Step 1: Iron the paper pattern on low heat. You will still be able to see and feel the fold lines because Carol uses sturdy paper for her patterns but it’s important to iron the creases out and make the paper FLAT.
Step 2: See how many sheets of Sticky Template Plastic you need. It looks like I can do this pattern with 3 sheets and a small piece leftover Sticky Template Plastic from another project. I want to make sure I cover every bit of the design.
Click the images to see them larger.
Step 3: For small shapes the release paper is removed and the Sticky Template Plastic is placed sticky side up on a flat surface. For larger shapes and multiple pieces of Sticky Template Plastic, the pattern is on the flat surface, right side up.
Peel the release paper off the first sheet of Sticky Template Plastic and place it on the pattern. Make sure you know exactly where it needs to go before you lower it onto the paper pattern. ( Line it up by looking at the top and the left side of the pattern.)

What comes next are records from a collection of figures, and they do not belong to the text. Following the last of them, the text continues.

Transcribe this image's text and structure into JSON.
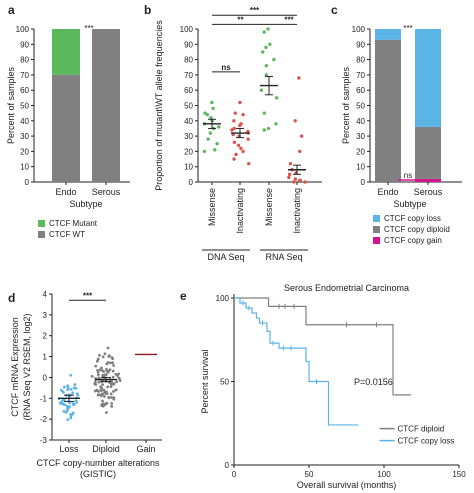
{
  "chart_data": [
    {
      "panel": "a",
      "type": "bar",
      "stacked": true,
      "ylabel": "Percent of samples",
      "xlabel": "Subtype",
      "ylim": [
        0,
        100
      ],
      "yticks": [
        0,
        10,
        20,
        30,
        40,
        50,
        60,
        70,
        80,
        90,
        100
      ],
      "categories": [
        "Endo",
        "Serous"
      ],
      "series": [
        {
          "name": "CTCF WT",
          "color": "#808080",
          "values": [
            70,
            100
          ]
        },
        {
          "name": "CTCF Mutant",
          "color": "#5cb85c",
          "values": [
            30,
            0
          ]
        }
      ],
      "annotations": [
        "***"
      ],
      "legend": "bottom"
    },
    {
      "panel": "b",
      "type": "scatter",
      "ylabel": "Proportion of mutant\\WT allele frequencies",
      "ylim": [
        0,
        100
      ],
      "yticks": [
        0,
        10,
        20,
        30,
        40,
        50,
        60,
        70,
        80,
        90,
        100
      ],
      "categories": [
        "Missense",
        "Inactivating",
        "Missense",
        "Inactivating"
      ],
      "groups": [
        "DNA Seq",
        "RNA Seq"
      ],
      "means": [
        38,
        32,
        63,
        8
      ],
      "errors": [
        3,
        3,
        6,
        3
      ],
      "colors": [
        "#5cb85c",
        "#d9534f",
        "#5cb85c",
        "#d9534f"
      ],
      "points": [
        [
          52,
          48,
          45,
          44,
          42,
          40,
          38,
          36,
          35,
          32,
          28,
          25,
          21,
          20
        ],
        [
          52,
          45,
          44,
          40,
          38,
          37,
          35,
          34,
          33,
          32,
          31,
          30,
          28,
          26,
          24,
          22,
          20,
          18,
          15,
          12
        ],
        [
          100,
          98,
          90,
          88,
          85,
          80,
          76,
          70,
          60,
          55,
          45,
          38,
          35,
          34
        ],
        [
          68,
          40,
          30,
          20,
          12,
          8,
          6,
          5,
          3,
          2,
          1,
          1,
          0,
          0
        ]
      ],
      "comparisons": [
        {
          "pair": [
            0,
            1
          ],
          "label": "ns"
        },
        {
          "pair": [
            0,
            2
          ],
          "label": "**"
        },
        {
          "pair": [
            2,
            3
          ],
          "label": "***"
        },
        {
          "pair": [
            0,
            3
          ],
          "label": "***"
        }
      ]
    },
    {
      "panel": "c",
      "type": "bar",
      "stacked": true,
      "ylabel": "Percent of samples",
      "xlabel": "Subtype",
      "ylim": [
        0,
        100
      ],
      "yticks": [
        0,
        10,
        20,
        30,
        40,
        50,
        60,
        70,
        80,
        90,
        100
      ],
      "categories": [
        "Endo",
        "Serous"
      ],
      "series": [
        {
          "name": "CTCF copy gain",
          "color": "#d4148c",
          "values": [
            0,
            2
          ]
        },
        {
          "name": "CTCF copy diploid",
          "color": "#808080",
          "values": [
            93,
            34
          ]
        },
        {
          "name": "CTCF copy loss",
          "color": "#5bb4e6",
          "values": [
            7,
            64
          ]
        }
      ],
      "annotations": [
        "***",
        "ns"
      ],
      "legend": "bottom"
    },
    {
      "panel": "d",
      "type": "scatter",
      "ylabel": "CTCF mRNA Expression (RNA Seq V2 RSEM, log2)",
      "xlabel": "CTCF copy-number alterations (GISTIC)",
      "ylim": [
        -3,
        4
      ],
      "yticks": [
        -3,
        -2,
        -1,
        0,
        1,
        2,
        3,
        4
      ],
      "categories": [
        "Loss",
        "Diploid",
        "Gain"
      ],
      "means": [
        -1.0,
        -0.1,
        1.1
      ],
      "errors": [
        0.15,
        0.1,
        0
      ],
      "colors": [
        "#5bb4e6",
        "#808080",
        "#8b1a1a"
      ],
      "point_counts": [
        50,
        110,
        1
      ],
      "comparisons": [
        {
          "pair": [
            0,
            1
          ],
          "label": "***"
        }
      ]
    },
    {
      "panel": "e",
      "type": "line",
      "title": "Serous Endometrial Carcinoma",
      "xlabel": "Overall survival (months)",
      "ylabel": "Percent survival",
      "xlim": [
        0,
        150
      ],
      "ylim": [
        0,
        100
      ],
      "xticks": [
        0,
        50,
        100,
        150
      ],
      "yticks": [
        0,
        50,
        100
      ],
      "series": [
        {
          "name": "CTCF diploid",
          "color": "#808080",
          "x": [
            0,
            23,
            23,
            48,
            48,
            106,
            106,
            118
          ],
          "y": [
            100,
            100,
            95,
            95,
            84,
            84,
            42,
            42
          ]
        },
        {
          "name": "CTCF copy loss",
          "color": "#5bb4e6",
          "x": [
            0,
            4,
            4,
            8,
            8,
            12,
            12,
            15,
            15,
            17,
            17,
            22,
            22,
            24,
            24,
            30,
            30,
            48,
            48,
            50,
            50,
            63,
            63,
            83
          ],
          "y": [
            100,
            100,
            97,
            97,
            94,
            94,
            91,
            91,
            88,
            88,
            85,
            85,
            80,
            80,
            73,
            73,
            70,
            70,
            62,
            62,
            50,
            50,
            24,
            24
          ]
        }
      ],
      "censored": [
        {
          "series": 0,
          "x": [
            30,
            34,
            40,
            75,
            95
          ]
        },
        {
          "series": 1,
          "x": [
            6,
            10,
            19,
            26,
            33,
            38,
            55
          ]
        }
      ],
      "annotations": [
        "P=0.0156"
      ],
      "legend": "bottom-right"
    }
  ]
}
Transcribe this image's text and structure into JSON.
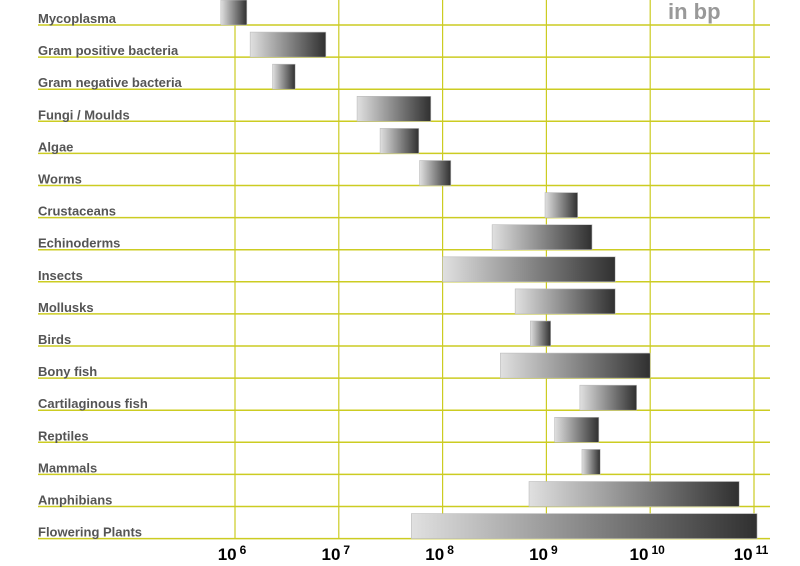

Step 4: Remove the release paper from the next sheet of Sticky Template Plastic. Hold it at an angle against the edge of the piece already in place with just the edge touching, not the sticky surface. Make sure the edges align at the sides as well. Then, lower the rest of the second sheet onto the pattern.
Step 6: Here’s my scrap piece of Sticky Template Plastic. It was a “corner” so I knew it was a perfect right angle with two straight sides. If it wasn’t a corner I would have made sure that the left side, the side touching the previously placed sheet of Sticky Template Plastic, was perfectly straight. Notice that I dropped it down a little. Because there was space between the back and the front pattern pieces, no sense wasting the Sticky Template Plastic. I also had slid a corner of the release paper underneath as I placed the sheet in Step 5, again so as to have some leftovers for other projects. You can see the release paper way over on the right.
Step 7: To keep the entire template (composed of several pieces of Sticky Template Plastic) rigid, cut scraps of Stitch Template Plastic about 1/2″ wide and stick them over the “seam.” They don’t need to cover the entire seam. (The other lines you see in the image are fold lines. Those are secure under the Sticky Template Plastic.) The joins won’t interfere with the performance of the template in any way, in fact they may help when templates are flipped over to cut the reverse shape (for the other side of the bear) because they will keep the slippery side of the plastic from sliding on the fabric. If you want the template to fold (so you can store it more easily) skip this step. Just know that over time the original paper pattern will tear at the fold. And, the more pieces of Sticky Template Plastic you use, the more difficult it will be to fold.